I would have to answer "yes" to all of these questions, which is all to the good! The only thing an artist requires more than "childlike madness" is a sense of limitation (and Grant had it here in spades! perhaps because of his earnest attempt to grapple with the insoluble contradictions of an animal rights commitment--let's not forget what generated this series in the first place!)--and whenever you find these moods in tension, "another circle is created", and the Crisis raves on!
"Let us treat the men and women well: treat them as if they were real: perhaps they are."
So why doesn't Animal Man enjoy the critical prestige that Watchmen and Dark Knight do? Could it be the old "loose baggy monster" syndrome? A perceived weakness in the design? Reviewers praise the metafiction, wondering all the while what the hell it has to do with the animal rights content. Or they decry the narratological bells and whistles as a cop out--evidence of a failure of nerve on Morrison's part. Nowadays they're more likely to think--"well, this is a series that broke some ground, once upon a time, but, you know, so what if Buddy knows he's a character in a comic book? Didn't John Byrne do the same thing with She-Hulk?" Nuff said!

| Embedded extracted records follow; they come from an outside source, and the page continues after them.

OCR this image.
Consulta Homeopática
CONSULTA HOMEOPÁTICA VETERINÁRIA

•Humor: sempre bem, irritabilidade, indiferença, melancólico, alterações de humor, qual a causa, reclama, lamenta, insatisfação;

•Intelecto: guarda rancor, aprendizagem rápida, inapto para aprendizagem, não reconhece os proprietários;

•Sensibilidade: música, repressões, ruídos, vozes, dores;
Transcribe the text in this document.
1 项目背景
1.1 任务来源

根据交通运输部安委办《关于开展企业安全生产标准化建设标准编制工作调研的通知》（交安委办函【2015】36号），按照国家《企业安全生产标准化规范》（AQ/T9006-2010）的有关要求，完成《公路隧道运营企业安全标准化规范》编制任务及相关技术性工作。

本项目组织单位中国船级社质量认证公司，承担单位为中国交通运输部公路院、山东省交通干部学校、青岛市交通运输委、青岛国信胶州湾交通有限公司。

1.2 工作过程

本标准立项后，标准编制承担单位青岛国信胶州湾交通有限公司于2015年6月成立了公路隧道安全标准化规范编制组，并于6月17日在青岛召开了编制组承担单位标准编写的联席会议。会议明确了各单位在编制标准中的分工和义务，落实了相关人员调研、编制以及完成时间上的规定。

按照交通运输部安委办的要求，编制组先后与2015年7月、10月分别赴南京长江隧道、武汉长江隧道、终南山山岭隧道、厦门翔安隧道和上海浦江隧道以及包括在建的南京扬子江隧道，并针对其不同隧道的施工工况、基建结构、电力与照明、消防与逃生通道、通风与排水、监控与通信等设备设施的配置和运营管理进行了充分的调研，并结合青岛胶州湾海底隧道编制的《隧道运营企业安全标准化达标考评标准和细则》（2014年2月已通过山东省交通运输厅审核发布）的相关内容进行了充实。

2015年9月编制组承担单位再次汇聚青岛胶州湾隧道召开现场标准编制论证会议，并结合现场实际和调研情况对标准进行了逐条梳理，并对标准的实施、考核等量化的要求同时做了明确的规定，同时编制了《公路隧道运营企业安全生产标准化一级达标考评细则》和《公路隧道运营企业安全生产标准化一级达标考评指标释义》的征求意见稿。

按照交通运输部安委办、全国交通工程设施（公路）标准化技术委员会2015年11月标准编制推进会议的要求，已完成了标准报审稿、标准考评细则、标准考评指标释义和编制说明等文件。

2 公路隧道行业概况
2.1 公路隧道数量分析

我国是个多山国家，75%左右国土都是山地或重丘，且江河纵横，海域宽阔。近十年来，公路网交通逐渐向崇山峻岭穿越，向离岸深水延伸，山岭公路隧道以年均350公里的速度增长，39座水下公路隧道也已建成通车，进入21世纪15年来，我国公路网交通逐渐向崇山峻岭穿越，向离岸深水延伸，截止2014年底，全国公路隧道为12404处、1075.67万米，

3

But Animal Man #1-26 is no schizophrenic experiment--it's an overgrown weed of a masterpiece; narrative moss coating the bare rock of Emerson's lament: "I grieve that grief can teach me nothing, nor carry me one step into real nature."






Article comments
1 - Eric Olsen
Fascinating - you are a transdisciplinarian!
2 - annie
i was led here from this post and let me say, i'm glad i was. thank you.